When Should You See Your Vet
If your dog has impacted anal glands, consult your vet for treatment. If you notice redness, swelling, or a pimple-like appearance, the gland is likely infected or abscessed. A ruptured abscess is an emergency and should be treated immediately.
If impacted anal glands are recurring, consult your vet to determine if there’s an underlying condition like a tumor or thyroid disorder that needs treatment.
What is the Treatment for Anal Gland Problems?
The vet will examine your dog’s nose to tail, performing a rectal exam to evaluate the anal sacs and surrounding structures. If full, the vet may express the glands.
If anal glands are abscess or ruptured, the vet may flush them out or prescribe antibiotics or anti-inflammatory medications.
In some cases, anal sac problems in domesticated dogs may require surgery, but this requires general anesthesia and may cause nerve damage.
Are Certain Breeds Predisposed to Anal Gland Issues?
Anal sac disease is more common in smaller and older dogs, with certain breeds such as King Charles spaniels, Cocker spaniels, Shih Tzus, Bison Frisé, and Cocker spaniel and poodle mixes at higher risk, though research on this topic is limited.
How Can you Prevent Anal Gland Problems?
Your veterinarian can provide advice on preventing future anal gland problems in dogs. Some dogs may benefit from adding fiber supplements like canned pumpkin or Metamucil to their stool, which can help them express their anal glands more effectively during defecation.
Routine anal gland expression at the veterinary clinic can prevent impactions or infections.

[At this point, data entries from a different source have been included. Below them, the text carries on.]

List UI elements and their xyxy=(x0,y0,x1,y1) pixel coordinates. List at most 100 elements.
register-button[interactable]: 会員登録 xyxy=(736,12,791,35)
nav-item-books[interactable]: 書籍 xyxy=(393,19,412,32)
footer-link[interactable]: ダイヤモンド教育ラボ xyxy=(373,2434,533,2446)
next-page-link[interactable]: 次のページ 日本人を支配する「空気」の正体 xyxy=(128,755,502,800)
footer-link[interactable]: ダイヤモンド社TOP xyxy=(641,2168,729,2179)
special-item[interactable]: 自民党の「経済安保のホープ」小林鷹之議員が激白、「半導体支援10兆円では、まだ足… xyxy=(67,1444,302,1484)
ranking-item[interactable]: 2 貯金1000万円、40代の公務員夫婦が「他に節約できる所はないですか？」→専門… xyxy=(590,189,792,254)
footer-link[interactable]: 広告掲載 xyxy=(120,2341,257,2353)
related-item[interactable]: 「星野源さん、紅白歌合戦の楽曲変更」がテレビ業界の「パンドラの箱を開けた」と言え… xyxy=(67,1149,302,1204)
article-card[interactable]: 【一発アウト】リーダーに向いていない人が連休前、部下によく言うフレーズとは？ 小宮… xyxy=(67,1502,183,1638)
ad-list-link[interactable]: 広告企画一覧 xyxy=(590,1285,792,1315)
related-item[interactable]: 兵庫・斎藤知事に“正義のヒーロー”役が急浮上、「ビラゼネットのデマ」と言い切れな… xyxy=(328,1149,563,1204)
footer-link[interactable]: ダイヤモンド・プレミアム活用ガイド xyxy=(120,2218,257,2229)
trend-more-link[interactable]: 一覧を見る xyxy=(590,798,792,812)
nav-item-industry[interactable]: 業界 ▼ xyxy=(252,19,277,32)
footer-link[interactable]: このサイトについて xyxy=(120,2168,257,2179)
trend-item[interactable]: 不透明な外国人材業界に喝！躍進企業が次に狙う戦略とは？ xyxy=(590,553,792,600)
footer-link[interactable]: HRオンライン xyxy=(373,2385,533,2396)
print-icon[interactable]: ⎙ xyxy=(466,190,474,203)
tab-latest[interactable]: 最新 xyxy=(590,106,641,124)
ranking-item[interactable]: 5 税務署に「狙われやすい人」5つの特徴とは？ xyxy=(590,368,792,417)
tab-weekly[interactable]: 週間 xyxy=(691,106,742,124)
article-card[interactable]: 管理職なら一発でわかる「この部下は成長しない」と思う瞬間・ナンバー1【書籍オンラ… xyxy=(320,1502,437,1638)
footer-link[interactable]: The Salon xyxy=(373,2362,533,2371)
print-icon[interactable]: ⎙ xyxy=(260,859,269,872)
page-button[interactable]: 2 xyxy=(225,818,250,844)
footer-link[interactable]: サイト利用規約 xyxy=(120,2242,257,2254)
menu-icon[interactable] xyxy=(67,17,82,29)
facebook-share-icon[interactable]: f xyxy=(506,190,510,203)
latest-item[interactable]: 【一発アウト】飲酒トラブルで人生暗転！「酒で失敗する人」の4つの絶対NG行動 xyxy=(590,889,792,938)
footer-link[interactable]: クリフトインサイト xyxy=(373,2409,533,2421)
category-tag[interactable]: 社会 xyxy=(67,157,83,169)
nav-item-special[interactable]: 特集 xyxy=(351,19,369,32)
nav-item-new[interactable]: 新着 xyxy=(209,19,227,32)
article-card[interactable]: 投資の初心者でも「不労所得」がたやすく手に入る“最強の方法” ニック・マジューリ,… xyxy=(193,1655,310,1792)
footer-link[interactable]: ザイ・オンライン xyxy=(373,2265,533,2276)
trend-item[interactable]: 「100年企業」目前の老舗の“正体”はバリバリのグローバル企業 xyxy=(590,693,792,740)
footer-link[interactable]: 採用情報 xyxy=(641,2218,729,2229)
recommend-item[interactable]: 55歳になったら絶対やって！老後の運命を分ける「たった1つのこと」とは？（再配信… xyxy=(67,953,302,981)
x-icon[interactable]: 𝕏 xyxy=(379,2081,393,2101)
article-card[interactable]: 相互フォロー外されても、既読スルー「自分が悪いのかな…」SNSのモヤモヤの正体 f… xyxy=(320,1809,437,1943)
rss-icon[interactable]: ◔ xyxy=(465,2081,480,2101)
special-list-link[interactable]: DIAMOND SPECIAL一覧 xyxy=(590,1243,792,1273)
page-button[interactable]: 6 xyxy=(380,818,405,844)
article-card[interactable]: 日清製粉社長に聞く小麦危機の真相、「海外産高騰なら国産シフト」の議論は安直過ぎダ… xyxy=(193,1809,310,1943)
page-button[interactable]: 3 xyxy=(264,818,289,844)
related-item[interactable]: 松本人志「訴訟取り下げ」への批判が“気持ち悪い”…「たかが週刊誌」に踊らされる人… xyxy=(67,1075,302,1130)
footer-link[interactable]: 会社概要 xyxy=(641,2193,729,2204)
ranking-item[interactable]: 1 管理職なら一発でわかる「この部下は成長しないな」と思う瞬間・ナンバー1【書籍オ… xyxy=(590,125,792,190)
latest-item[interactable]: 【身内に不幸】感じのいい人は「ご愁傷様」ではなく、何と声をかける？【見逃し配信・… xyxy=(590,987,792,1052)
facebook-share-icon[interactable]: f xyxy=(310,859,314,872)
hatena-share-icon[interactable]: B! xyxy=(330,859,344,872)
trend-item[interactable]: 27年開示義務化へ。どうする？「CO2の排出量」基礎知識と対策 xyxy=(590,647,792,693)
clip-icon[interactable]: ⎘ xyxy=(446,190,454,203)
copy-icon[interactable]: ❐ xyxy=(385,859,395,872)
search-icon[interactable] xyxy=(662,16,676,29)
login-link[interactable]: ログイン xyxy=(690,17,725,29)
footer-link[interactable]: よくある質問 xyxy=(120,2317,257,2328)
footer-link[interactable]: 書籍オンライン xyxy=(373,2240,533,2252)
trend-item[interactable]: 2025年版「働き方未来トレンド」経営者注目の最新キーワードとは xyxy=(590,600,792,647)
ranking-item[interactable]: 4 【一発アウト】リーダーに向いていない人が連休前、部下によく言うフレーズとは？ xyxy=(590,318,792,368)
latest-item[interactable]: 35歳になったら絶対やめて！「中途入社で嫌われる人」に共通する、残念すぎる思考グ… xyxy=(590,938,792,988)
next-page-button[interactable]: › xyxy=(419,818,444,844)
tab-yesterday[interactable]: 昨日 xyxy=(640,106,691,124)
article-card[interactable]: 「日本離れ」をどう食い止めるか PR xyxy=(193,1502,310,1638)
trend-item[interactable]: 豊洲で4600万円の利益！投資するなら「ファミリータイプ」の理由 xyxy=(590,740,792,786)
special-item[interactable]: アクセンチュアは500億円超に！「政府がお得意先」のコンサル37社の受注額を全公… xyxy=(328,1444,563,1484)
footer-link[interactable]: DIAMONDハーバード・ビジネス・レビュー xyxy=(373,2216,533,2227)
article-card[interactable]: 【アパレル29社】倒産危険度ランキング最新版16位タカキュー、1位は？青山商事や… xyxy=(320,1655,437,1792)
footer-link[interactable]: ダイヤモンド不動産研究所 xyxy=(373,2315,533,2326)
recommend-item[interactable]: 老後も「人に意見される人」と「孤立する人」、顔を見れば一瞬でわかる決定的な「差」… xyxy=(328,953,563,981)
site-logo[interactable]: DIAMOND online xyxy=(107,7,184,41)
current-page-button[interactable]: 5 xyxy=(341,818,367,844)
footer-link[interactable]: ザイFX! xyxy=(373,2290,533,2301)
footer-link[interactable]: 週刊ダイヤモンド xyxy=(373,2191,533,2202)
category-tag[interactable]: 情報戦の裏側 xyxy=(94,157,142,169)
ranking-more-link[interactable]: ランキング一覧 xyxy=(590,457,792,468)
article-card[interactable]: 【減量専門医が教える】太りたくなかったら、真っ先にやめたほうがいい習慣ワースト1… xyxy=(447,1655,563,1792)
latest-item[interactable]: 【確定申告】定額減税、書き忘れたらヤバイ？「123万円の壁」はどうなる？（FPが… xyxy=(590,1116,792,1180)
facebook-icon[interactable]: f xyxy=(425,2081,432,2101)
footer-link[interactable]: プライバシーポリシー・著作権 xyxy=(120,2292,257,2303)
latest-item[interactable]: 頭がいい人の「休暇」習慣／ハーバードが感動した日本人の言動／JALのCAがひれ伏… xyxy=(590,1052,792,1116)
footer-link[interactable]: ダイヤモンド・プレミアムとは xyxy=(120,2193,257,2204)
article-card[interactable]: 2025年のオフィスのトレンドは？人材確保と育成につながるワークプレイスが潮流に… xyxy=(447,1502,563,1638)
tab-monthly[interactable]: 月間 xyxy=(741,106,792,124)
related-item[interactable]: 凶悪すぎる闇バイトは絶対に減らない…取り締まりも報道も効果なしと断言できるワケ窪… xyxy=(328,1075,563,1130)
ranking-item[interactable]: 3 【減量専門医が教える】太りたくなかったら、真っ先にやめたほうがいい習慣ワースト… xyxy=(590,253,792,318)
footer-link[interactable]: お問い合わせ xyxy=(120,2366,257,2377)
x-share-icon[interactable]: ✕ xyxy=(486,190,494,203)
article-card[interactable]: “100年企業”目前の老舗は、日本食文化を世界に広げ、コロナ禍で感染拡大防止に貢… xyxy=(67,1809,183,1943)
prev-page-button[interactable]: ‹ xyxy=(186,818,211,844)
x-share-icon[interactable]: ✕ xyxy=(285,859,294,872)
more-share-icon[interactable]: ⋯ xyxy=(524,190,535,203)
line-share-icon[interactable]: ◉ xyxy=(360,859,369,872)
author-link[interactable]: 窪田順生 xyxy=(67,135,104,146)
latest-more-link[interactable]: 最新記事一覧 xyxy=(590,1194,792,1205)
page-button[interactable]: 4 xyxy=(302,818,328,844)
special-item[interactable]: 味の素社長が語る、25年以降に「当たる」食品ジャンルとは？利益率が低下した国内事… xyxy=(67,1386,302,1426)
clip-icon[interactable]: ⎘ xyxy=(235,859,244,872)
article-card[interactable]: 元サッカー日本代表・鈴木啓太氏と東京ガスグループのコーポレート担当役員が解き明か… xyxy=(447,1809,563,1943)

Regularly evaluating the area around your dog’s anus can help catch issues early.
A weekly 5-minute dog wellness scan can be a helpful tool for this, including a section on looking under your dog’s tail for problems.
Your veterinarian will usually express your dog’s anal glands during an annual wellness check, or you can find a groomer to do this. Prevention is crucial, including a healthy diet with fiber and regular exercise, supplementing with limited-ingredient treats to reduce stomach upset.
If your dog is experiencing any of the problems mentioned in this article, consult your vet. Ultimately, your pet’s health and happiness are at stake.